The Ghost of Christmas Yet to Come

Every Christmas in Colorado, I go to the Denver Performing Arts Complex and watch a stage production of the popular story by Charles Dickens, A Christmas Carol. The main character in this story, Ebenezer Scrooge, is a miserly old man who gets a visit from three ghosts: The Ghosts of Christmas Past, Christmas Present and Christmas Yet to Come. This third ghost, who can peer into the future, shows Scrooge the dire consequences of his greed – that he will die alone and unloved. Terrified, Scrooge changes his ways and becomes loving and kind.

Traveling to India is like getting a visit from this third ghost, The Ghost of Christmas Yet to Come.

India -- at least, PARTS of India -- represent a nightmare vision of what the world could become if it doesn’t strengthen its environmental standards, curb its population growth, cut bureaucracy, cut corruption, increase transparency and accountability, and strengthen law enforcement.

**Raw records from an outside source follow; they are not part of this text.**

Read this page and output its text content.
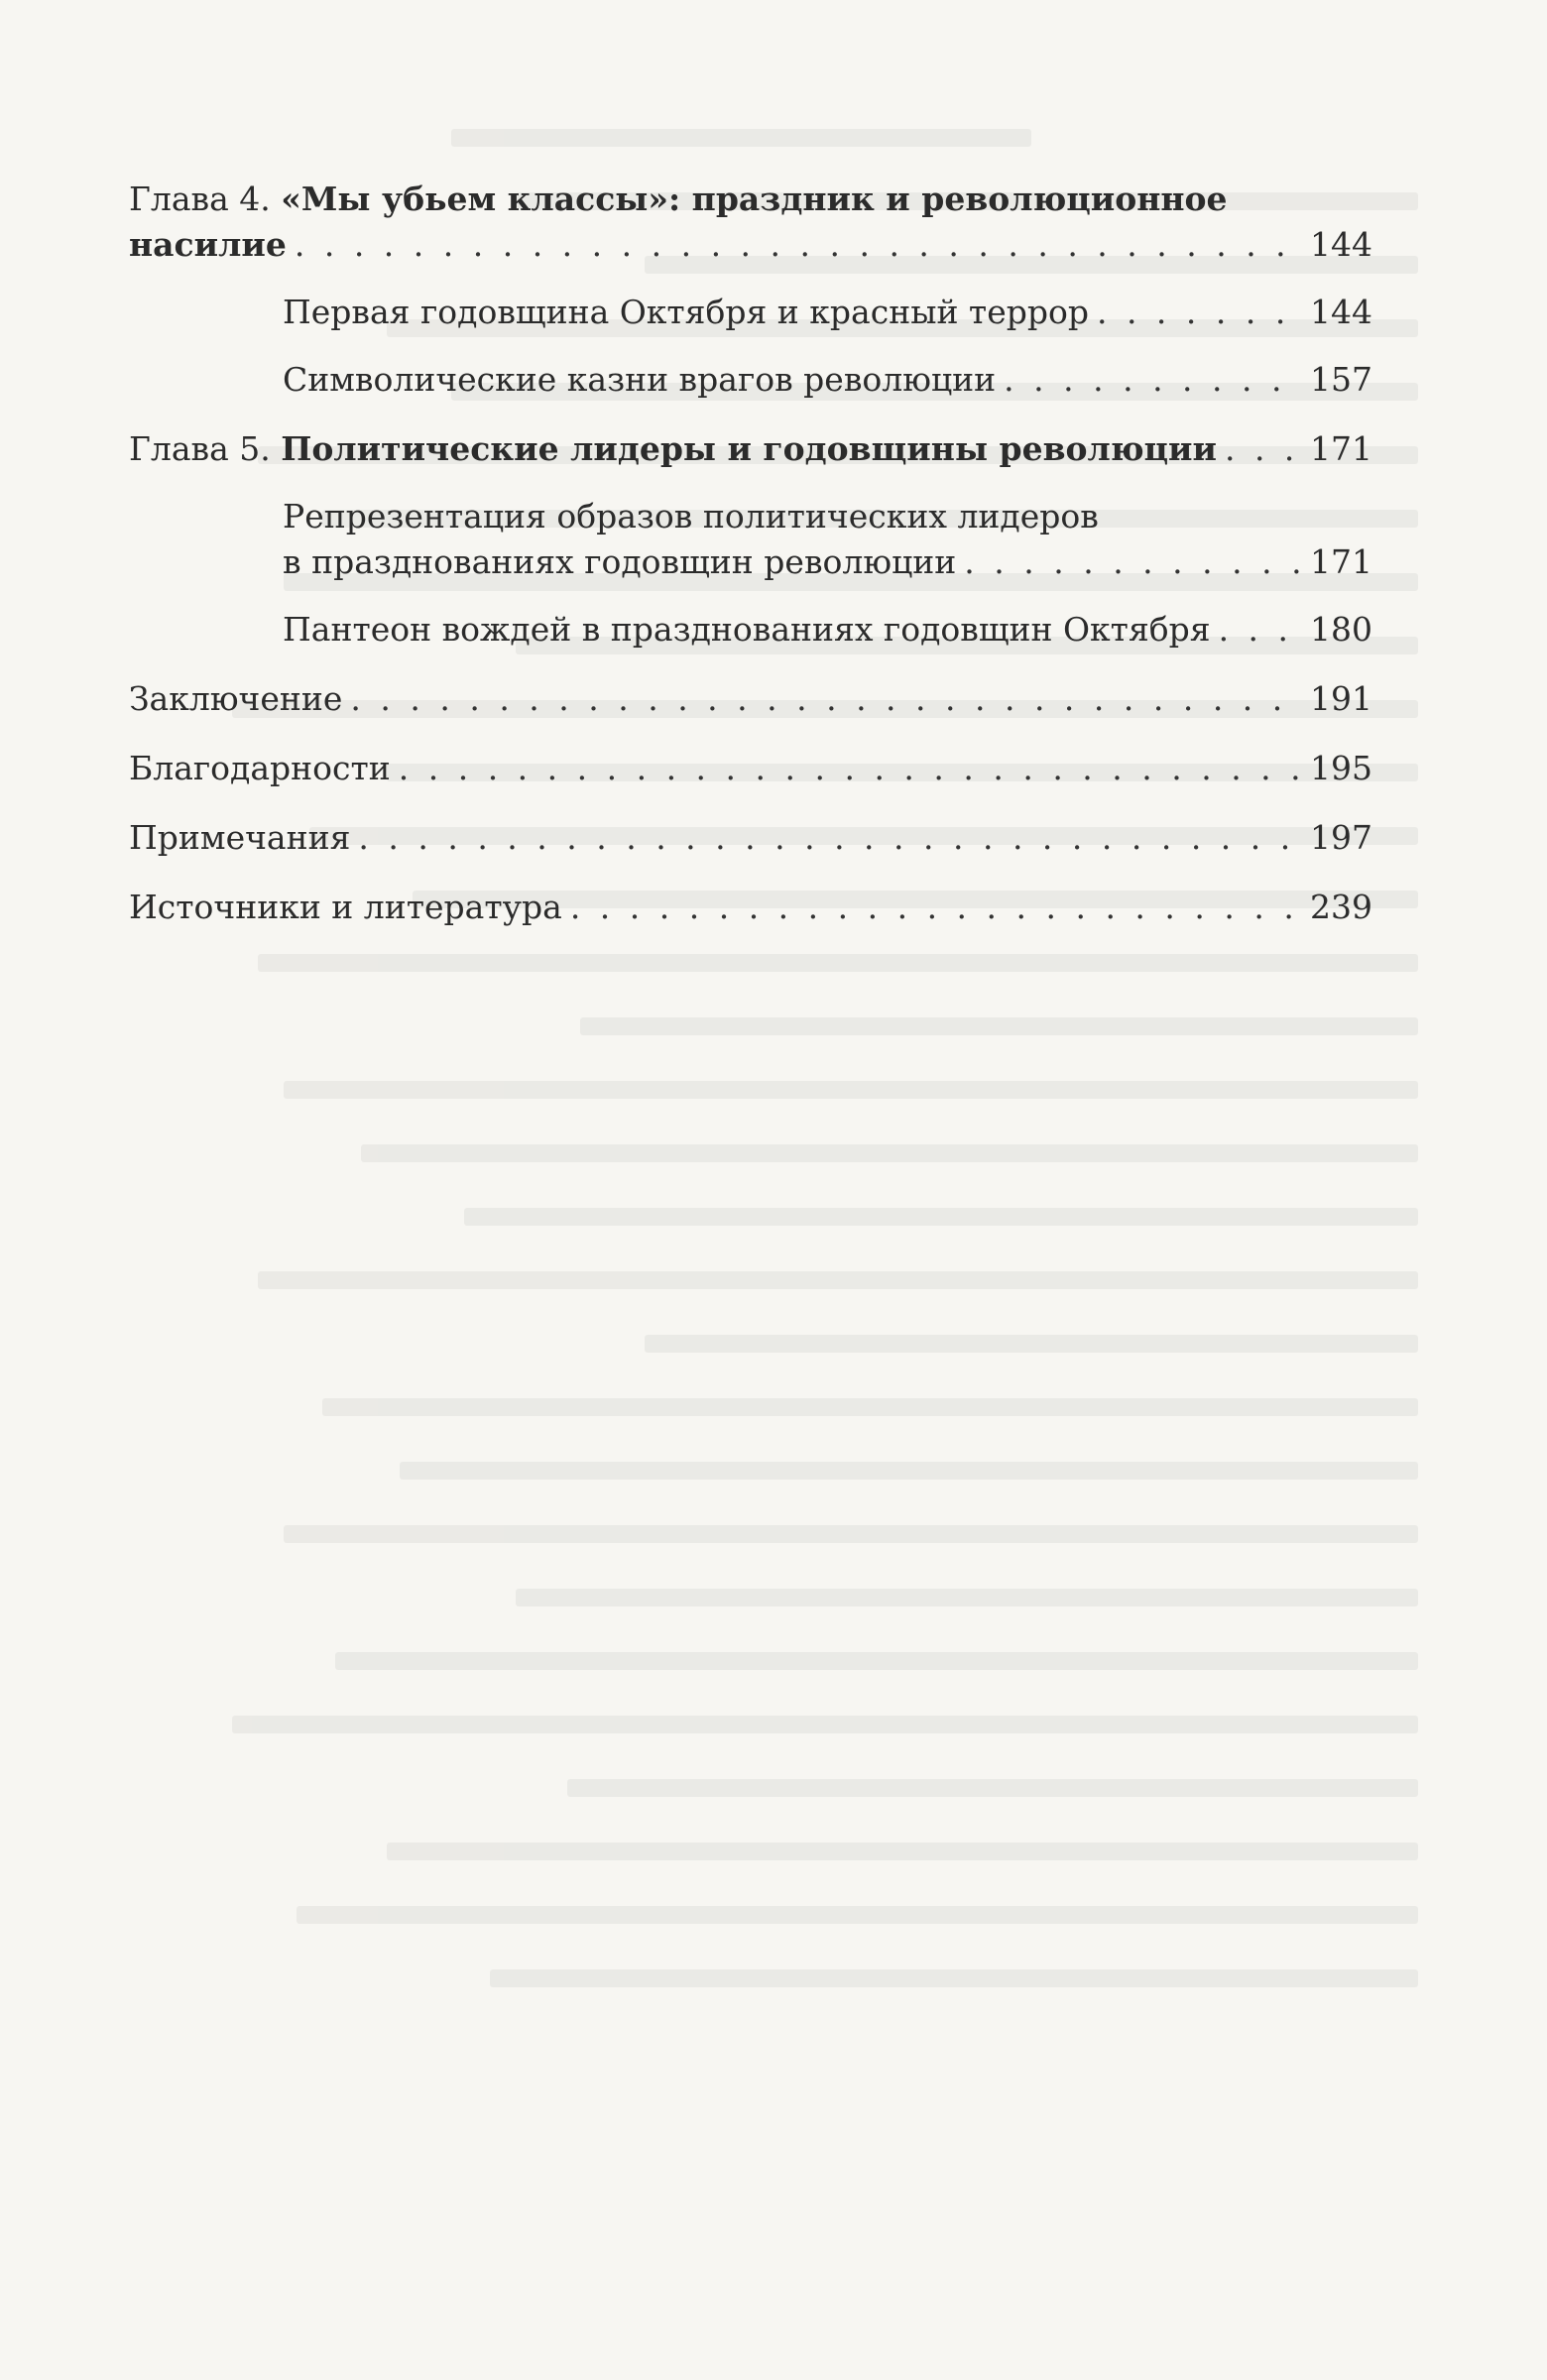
Глава 4. «Мы убьем классы»: праздник и революционное
насилие . . .	144
Первая годовщина Октября и красный террор . . .	144
Символические казни врагов революции . . .	157
Глава 5. Политические лидеры и годовщины революции . . .	171
Репрезентация образов политических лидеров
в празднованиях годовщин революции . . .	171
Пантеон вождей в празднованиях годовщин Октября . . .	180
Заключение . . .	191
Благодарности . . .	195
Примечания . . .	197
Источники и литература . . .	239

The beaches in Tamil Nadu, the southern Indian state where we now are, are naturally beautiful. This state’s shoreline is blessed with and sapphire waters and smooth sand. But no one goes to the beaches, which are covered in filth and flies. Undeveloped beachfront property is piled with bottles, cardboard, and broken furniture. Green fields bloom with the colors of plastic bags instead of flowers. Discarded mattresses lay by the side of the shore. Human feces is piled on the rocks. Most Indians just stand on the sidewalk and look appreciatively at the water. No one dares to go in.

This is all the more tragic because of the climate. Even in December, the weather is swelteringly hot. Sweat beads on your forehead as you sit at a restaurant, batting a swarm of flies away from your food.

Due to the heat, everyone tries to cool down their rooms. Most can’t afford air conditioning, so they power ceiling fans. Unfortunately, this is India, and it’s bursting at the seams with people. Not a single inch of the country has breathing space. The streets are packed with foot traffic at 6 in the morning. From pre-dawn until past midnight, everyplace you look -- the rocks, the rooftops, the restaurants – are covered with literally hundreds of people.

When this large of a population tries to turn on their ceiling fans, the demand for energy becomes unsustainable. All electricity shuts off. At the peak of the heat, when you’re raked with sweat and flies are swarming all around you, you can’t even sit by a ceiling fan or refrigerate your water.

And this is what its like in December – the winter season. Just imagine southern India in the summer. I can’t imagine what diseases sprout when you combine this degree of streetside trash with monsoon waters and mosquitos.